Norman King, who graduated from UP Manila last year, retells the struggles of being an Aeta student in Manila.
Woven within the three-minute commercial directed by Pepe Diokno are King’s mom’s pieces of advice that resonated throughout his journey to education. Aptly called Pabaon sa Buhay, Safeguard’s new commercial tackled the discrimination against the indigenous peoples (IPs) by other light-skinned Filipinos.
Throughout the commercial, viewers can see some Filipinos’ reactions, thoughts, and treatment towards the IPs because of their ethnicity. Here are some examples of these behaviors that perpetuate the “othering” of people of certain ethnicity:
Does he even go here?
One instance portrayed in the commercial was when a guard stopped Norman as he was walking to enter the university. Because of his ethnic attire, the guard must have assumed that he wasn’t actually a student—perhaps the guard thought he was just lost. Norman had to present his student ID to prove he did have business there.
This shows how we always judge people and assign certain fixed ideas or stereotypes to them based on how they look or what they wear.
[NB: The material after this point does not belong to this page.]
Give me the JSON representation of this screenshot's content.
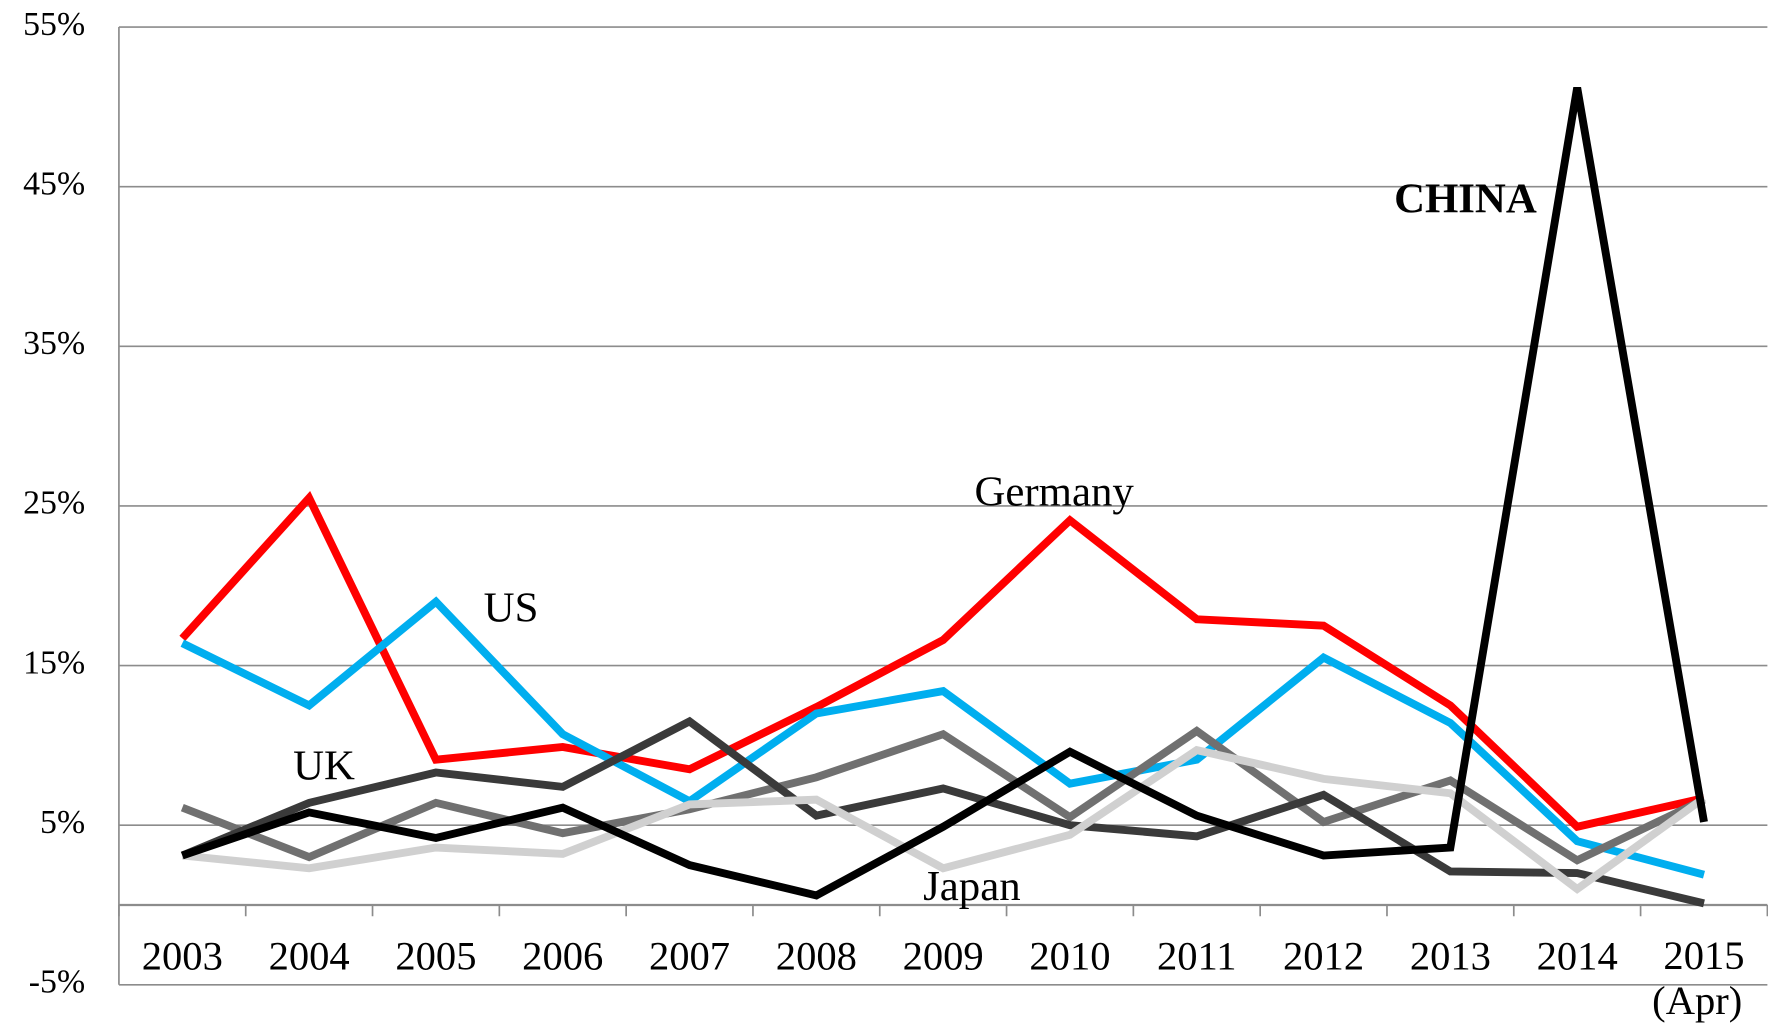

It’s a totally normal act, but still something we can change and improve on.
It’s rude to point
Once inside the campus, Norman is subject to looks by the people around him, particularly of a child who points at Norman and tells his mother, “Ma, an Aeta!” The mother quickly proceeds to tell off her son, saying it’s rude to point. But is that the only “rude” act the child should have been called out on?
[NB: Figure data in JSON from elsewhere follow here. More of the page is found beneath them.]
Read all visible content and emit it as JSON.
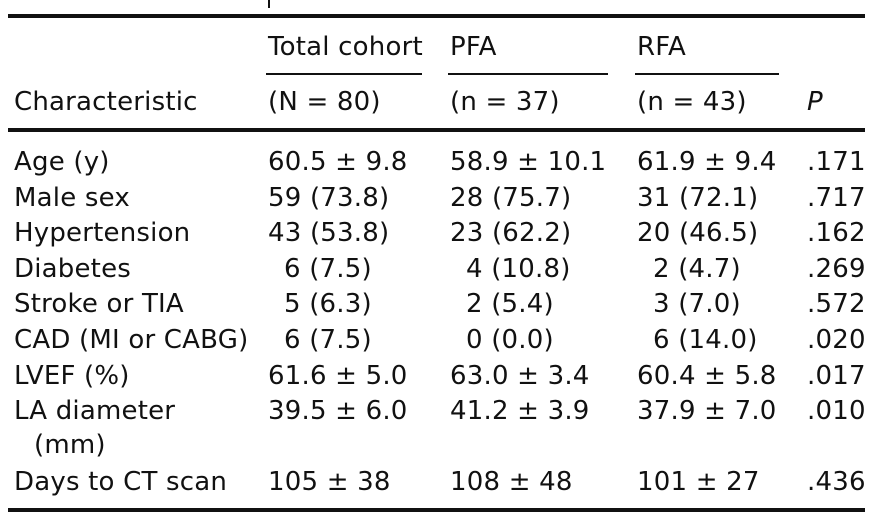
{
  "table": {
    "header": {
      "group_row": {
        "total": "Total cohort",
        "pfa": "PFA",
        "rfa": "RFA"
      },
      "sub_row": {
        "characteristic": "Characteristic",
        "total": "(N = 80)",
        "pfa": "(n = 37)",
        "rfa": "(n = 43)",
        "p": "P"
      }
    },
    "rows": [
      {
        "label": "Age (y)",
        "total": "60.5 ± 9.8",
        "pfa": "58.9 ± 10.1",
        "rfa": "61.9 ± 9.4",
        "p": ".171"
      },
      {
        "label": "Male sex",
        "total": "59 (73.8)",
        "pfa": "28 (75.7)",
        "rfa": "31 (72.1)",
        "p": ".717"
      },
      {
        "label": "Hypertension",
        "total": "43 (53.8)",
        "pfa": "23 (62.2)",
        "rfa": "20 (46.5)",
        "p": ".162"
      },
      {
        "label": "Diabetes",
        "total": "6 (7.5)",
        "pfa": "4 (10.8)",
        "rfa": "2 (4.7)",
        "p": ".269"
      },
      {
        "label": "Stroke or TIA",
        "total": "5 (6.3)",
        "pfa": "2 (5.4)",
        "rfa": "3 (7.0)",
        "p": ".572"
      },
      {
        "label": "CAD (MI or CABG)",
        "total": "6 (7.5)",
        "pfa": "0 (0.0)",
        "rfa": "6 (14.0)",
        "p": ".020"
      },
      {
        "label": "LVEF (%)",
        "total": "61.6 ± 5.0",
        "pfa": "63.0 ± 3.4",
        "rfa": "60.4 ± 5.8",
        "p": ".017"
      },
      {
        "label": "LA diameter",
        "label2": "(mm)",
        "total": "39.5 ± 6.0",
        "pfa": "41.2 ± 3.9",
        "rfa": "37.9 ± 7.0",
        "p": ".010"
      },
      {
        "label": "Days to CT scan",
        "total": "105 ± 38",
        "pfa": "108 ± 48",
        "rfa": "101 ± 27",
        "p": ".436"
      }
    ]
  }
}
We try to instill in our children good manners, but it should also come with understanding that there are different types of people and that they’re not sights to be pointed at.
Staring speaks louder than words
Reenacting a scene during the commencement exercises, Norman was met with condescending stares from spectators. One woman in particular nearly bumped him on the way to the venue, and instead of apologizing or saying “excuse me,” the woman gives Norman a head to toe look as if surveying his attire and his purpose at the ceremony.
These characters may not have spoken ill of him but their actions, dismissive as they are, reek of judgment.
Exoticizing indigenous people
Even Norman’s batchmates, despite being more “educated” supposedly, are guilty of looking at him through an exoticized lens. Calling his “look” authentic and cool made the traditional attire sound more like a fashion statement than an expression of culture.
Whether subconscious or not, we cannot deny though that these are attitudes and perceptions that we need to change. Thanks to the touching and inspiring story of Norman King, we’re faced with the reality that there really is still a great need for proper representation of all peoples in the country, especially in the media.